Both of those can be done with the following command:

make clean all run CONFIG_XIP=1 CONFIG_BOOT_DEVICE=mram

CONFIG_XIP=1 instructs the runner to use XIP linker scripts and flash generators. It will also set a compile-time macro with the same name in the code, used to protect memory controller access in firmware. CONFIG_BOOT_DEVICE=mram instructs the runner to flash the code in chosen flash, here the eMRAM flash.

And that’s all, you now have XIP executed code running on board. A sample linker script for XIP can be found in $GAP_SDK_ROOT/rtos/pmsis/os/freeRTOS/vendors/gwt/gap9/src/device/ld/GAP9_xip.ld. It is to be noted that the ldscript only sees XIP addresses, which are virtual. There are no such things as eMRAM addresses, or external flash addresses, as those are not memory mapped in GAP architecture. Outside of XIP, those are only available via manual DMA accesses. As such, a binary compiled for XIP can execute indifferently from any external memory, as long as XIP code is properly configured to align 0x20000000 virtual memory address with the binary starting point in external memory. If using standard ROM boot this is done automatically, if using an SSBL, the SSBL programmer is responsible for it.

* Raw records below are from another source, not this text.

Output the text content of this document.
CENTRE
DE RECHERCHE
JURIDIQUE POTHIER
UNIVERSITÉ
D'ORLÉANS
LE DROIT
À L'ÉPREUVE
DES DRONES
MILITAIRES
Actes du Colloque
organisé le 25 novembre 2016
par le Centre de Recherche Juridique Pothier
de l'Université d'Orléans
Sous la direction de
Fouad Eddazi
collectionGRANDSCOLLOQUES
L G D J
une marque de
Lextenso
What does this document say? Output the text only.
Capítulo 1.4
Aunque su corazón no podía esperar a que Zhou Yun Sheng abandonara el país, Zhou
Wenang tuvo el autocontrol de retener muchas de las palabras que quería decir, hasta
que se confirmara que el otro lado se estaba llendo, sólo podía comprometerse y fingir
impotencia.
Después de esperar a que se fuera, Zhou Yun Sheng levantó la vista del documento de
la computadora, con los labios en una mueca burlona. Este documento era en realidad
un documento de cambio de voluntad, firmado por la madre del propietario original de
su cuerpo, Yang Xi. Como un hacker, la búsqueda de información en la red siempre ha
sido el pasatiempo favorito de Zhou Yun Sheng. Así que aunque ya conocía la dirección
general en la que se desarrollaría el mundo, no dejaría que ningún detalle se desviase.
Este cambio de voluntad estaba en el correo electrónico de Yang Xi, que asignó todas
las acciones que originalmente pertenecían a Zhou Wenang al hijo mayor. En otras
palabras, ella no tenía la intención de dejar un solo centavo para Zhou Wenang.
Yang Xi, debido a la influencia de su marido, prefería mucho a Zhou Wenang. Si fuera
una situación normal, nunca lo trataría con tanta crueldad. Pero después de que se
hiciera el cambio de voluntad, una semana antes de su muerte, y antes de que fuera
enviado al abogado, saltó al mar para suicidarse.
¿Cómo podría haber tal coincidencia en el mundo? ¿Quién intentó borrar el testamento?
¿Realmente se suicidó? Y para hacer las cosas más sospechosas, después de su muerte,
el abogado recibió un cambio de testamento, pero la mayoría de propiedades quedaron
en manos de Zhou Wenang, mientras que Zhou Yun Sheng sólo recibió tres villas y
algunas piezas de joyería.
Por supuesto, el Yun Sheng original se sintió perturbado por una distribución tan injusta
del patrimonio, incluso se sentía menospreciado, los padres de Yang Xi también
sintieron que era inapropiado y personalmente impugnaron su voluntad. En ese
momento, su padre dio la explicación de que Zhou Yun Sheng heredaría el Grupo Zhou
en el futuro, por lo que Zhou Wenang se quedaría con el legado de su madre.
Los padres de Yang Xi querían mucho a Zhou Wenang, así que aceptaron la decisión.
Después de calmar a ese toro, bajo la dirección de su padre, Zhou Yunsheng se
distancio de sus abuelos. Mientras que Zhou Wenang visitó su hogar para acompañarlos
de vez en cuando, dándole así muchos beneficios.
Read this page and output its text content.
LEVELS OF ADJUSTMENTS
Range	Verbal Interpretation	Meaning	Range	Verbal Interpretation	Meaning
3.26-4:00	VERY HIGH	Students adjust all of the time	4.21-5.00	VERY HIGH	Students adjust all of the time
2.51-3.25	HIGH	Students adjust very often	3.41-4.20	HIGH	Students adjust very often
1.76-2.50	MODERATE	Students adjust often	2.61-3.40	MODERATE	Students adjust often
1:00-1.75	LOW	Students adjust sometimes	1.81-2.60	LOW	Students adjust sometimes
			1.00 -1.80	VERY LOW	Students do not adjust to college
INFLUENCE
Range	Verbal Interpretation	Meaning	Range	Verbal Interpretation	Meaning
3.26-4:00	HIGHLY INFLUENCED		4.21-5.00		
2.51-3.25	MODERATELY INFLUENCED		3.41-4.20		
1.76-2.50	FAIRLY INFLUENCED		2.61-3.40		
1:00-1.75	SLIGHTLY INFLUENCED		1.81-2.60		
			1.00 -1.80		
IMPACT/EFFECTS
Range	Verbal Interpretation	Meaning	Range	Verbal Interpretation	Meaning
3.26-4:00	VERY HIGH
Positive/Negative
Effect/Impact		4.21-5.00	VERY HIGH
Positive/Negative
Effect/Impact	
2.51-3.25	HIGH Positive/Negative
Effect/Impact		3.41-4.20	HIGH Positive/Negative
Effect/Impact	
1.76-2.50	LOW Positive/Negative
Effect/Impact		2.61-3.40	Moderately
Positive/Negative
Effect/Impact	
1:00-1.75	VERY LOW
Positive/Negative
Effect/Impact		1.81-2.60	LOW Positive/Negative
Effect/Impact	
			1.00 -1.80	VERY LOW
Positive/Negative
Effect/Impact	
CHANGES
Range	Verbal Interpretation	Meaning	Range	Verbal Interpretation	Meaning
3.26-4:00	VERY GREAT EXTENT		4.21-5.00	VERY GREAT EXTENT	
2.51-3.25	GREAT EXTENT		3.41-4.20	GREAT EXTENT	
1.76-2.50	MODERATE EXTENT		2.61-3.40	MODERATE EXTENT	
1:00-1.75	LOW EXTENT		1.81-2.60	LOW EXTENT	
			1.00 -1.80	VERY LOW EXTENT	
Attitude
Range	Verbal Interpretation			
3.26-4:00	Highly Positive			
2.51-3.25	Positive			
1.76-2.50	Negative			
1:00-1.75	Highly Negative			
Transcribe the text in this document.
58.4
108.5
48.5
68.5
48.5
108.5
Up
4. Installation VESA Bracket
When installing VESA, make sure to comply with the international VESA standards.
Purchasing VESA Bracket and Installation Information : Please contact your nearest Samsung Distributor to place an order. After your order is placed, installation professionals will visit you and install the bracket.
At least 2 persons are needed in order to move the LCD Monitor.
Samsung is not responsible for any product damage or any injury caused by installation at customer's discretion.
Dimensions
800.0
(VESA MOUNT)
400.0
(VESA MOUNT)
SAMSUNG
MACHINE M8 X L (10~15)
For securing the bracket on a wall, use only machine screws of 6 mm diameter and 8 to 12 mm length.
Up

Using XIP for data accesses

Using XIP for data accesses can be done on any flash/ram device. However, it can’t be used to write in flashes (including internal eMRAM) and latency is higher than an L2 access. Thus, its main use case is for data that is not accessed in the application’s critical paths. A typical use case would be a device tree, or any data which won’t be intensively reused, and would thus only waste precious L2 space. Another use case would be to load a full piece of foreign code (client or provider binary blob).

In that case, the client or provider can compile their full application using XIP base addresses, which the firmware may load in external RAM. This, compiled with user-mode execution can allow full isolation of binaries from the rest of the system, as well as easier binary blob distribution.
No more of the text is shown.